O implante coclear consiste em uma prótese diferente dos demais aparelhos auditivos. Em cirurgia o feixe de eletrodos é implantado dentro da cóclea (que fica no ouvido interno do paciente). Já a outra parte do dispositivo fica ao redor da orelha e é composta pela antena e pelo processador de fala. O implante é a solução para as pessoas que não se beneficiam dos aparelhos auditivos convencionais.
No Estado, o serviço é ofertado pelo Programa de Implante Coclear do Hospital Universitário Cassiano Antonio Moraes (Hucam), que conta com aproximadamente 300 pacientes inscritos. O hospital é pioneiro, no Espírito Santo, na cirurgia de implante coclear e próteses auditivas ancoradas no osso e realizadas no Sistema Único de Saúde (SUS). O serviço é referência estadual na rede de saúde auditiva.

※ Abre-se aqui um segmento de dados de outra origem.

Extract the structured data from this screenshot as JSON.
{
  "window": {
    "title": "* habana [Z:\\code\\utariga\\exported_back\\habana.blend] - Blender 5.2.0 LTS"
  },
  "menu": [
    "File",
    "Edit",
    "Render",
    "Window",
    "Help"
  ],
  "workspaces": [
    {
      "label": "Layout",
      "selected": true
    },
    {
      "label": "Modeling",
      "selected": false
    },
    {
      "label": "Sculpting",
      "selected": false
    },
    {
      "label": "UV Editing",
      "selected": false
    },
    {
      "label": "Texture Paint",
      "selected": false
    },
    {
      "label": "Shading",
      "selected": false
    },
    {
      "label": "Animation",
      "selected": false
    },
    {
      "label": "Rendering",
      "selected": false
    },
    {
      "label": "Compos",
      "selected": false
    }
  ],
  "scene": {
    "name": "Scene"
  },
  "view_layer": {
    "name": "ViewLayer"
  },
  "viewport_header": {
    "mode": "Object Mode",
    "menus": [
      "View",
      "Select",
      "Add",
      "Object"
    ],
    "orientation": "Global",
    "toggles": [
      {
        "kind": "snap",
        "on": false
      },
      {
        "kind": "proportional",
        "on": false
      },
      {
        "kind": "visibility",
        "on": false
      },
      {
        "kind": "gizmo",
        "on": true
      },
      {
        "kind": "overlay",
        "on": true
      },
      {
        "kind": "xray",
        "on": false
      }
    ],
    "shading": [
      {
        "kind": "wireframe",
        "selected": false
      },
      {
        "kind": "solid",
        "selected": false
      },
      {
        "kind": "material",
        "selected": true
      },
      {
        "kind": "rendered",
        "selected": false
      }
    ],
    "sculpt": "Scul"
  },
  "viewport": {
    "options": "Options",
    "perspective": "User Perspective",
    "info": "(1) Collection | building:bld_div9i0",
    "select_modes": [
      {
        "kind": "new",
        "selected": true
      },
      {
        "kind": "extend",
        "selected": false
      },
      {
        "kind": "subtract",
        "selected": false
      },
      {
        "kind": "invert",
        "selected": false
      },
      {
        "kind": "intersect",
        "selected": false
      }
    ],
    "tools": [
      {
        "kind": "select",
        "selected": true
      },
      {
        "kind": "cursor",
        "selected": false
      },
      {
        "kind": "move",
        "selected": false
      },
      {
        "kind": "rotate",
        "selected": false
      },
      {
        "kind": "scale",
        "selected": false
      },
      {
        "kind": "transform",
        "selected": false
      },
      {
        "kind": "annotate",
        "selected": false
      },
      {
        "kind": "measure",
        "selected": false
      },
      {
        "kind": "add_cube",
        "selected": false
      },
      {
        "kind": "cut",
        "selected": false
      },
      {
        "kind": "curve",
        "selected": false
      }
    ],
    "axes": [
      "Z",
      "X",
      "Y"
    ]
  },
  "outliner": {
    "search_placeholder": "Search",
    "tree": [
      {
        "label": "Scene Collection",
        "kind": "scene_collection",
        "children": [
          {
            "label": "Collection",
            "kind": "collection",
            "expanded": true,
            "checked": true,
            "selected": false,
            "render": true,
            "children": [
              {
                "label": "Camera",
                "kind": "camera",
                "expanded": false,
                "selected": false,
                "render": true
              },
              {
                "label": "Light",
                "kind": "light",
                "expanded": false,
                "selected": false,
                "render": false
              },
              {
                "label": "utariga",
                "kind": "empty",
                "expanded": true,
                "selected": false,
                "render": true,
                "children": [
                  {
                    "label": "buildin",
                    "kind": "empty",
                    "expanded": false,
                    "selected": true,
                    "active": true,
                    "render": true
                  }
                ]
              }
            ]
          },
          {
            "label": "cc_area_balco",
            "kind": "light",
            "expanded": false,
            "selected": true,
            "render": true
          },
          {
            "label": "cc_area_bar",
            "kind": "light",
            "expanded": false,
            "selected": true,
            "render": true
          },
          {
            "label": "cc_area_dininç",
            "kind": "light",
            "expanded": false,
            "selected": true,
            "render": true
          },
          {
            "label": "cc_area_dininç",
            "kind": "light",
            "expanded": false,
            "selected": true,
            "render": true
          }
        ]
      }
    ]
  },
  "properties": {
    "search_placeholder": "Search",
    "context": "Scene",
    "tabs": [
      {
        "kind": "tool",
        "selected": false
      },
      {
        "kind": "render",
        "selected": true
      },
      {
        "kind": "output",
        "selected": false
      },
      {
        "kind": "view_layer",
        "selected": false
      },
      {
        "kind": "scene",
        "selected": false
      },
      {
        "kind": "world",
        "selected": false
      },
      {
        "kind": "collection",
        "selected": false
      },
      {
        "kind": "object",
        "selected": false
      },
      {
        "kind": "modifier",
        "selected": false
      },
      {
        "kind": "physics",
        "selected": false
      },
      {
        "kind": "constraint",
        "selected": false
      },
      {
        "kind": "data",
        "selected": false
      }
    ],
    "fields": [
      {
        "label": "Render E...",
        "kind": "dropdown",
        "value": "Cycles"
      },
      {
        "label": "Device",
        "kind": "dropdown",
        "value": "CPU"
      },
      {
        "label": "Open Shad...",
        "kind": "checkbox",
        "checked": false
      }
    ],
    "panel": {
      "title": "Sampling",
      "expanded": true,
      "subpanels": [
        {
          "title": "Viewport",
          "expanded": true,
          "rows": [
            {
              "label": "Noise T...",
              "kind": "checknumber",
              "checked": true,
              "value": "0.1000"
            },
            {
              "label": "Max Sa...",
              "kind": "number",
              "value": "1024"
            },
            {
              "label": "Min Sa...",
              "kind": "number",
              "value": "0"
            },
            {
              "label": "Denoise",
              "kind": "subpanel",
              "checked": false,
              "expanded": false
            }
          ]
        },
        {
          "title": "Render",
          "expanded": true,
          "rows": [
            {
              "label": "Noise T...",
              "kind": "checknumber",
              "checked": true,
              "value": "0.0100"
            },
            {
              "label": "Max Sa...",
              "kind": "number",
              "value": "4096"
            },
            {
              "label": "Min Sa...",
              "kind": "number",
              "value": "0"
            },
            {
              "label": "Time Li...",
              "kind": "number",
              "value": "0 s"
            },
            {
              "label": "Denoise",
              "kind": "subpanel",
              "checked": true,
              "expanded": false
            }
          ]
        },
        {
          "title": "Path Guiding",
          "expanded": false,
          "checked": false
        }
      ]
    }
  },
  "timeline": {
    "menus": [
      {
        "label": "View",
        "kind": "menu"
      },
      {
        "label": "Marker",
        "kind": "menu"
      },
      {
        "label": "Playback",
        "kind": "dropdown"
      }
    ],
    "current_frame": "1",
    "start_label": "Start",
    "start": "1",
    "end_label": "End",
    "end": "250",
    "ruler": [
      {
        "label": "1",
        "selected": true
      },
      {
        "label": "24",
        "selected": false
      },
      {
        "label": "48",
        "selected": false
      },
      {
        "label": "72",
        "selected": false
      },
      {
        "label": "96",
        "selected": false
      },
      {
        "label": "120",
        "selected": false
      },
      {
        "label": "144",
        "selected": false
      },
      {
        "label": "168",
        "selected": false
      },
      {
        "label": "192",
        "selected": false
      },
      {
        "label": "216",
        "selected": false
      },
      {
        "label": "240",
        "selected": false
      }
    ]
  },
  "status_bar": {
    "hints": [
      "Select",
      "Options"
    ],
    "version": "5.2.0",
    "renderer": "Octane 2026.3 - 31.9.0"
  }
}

O Hucam oferece a cirurgia desde 2018; de lá pra cá, 63 pacientes fizeram implante coclear na unidade. Quem colocou o aparelho fora do Espírito Santo enfrenta problemas: a manutenção precisa ser realizada no estado onde o procedimento cirúrgico aconteceu. Isso porque os dispositivos costumam ser de marcas diferentes das disponibilizadas pela Secretaria de Estado da Saúde (Sesa).
Uma saída seria a liberação pelo fabricante do software do programa que permite o mapeamento, essencial para garantir a qualidade da escuta. A Comissão de Saúde da Assembleia Legislativa do Espírito Santo (Ales) discutiu a situação este ano.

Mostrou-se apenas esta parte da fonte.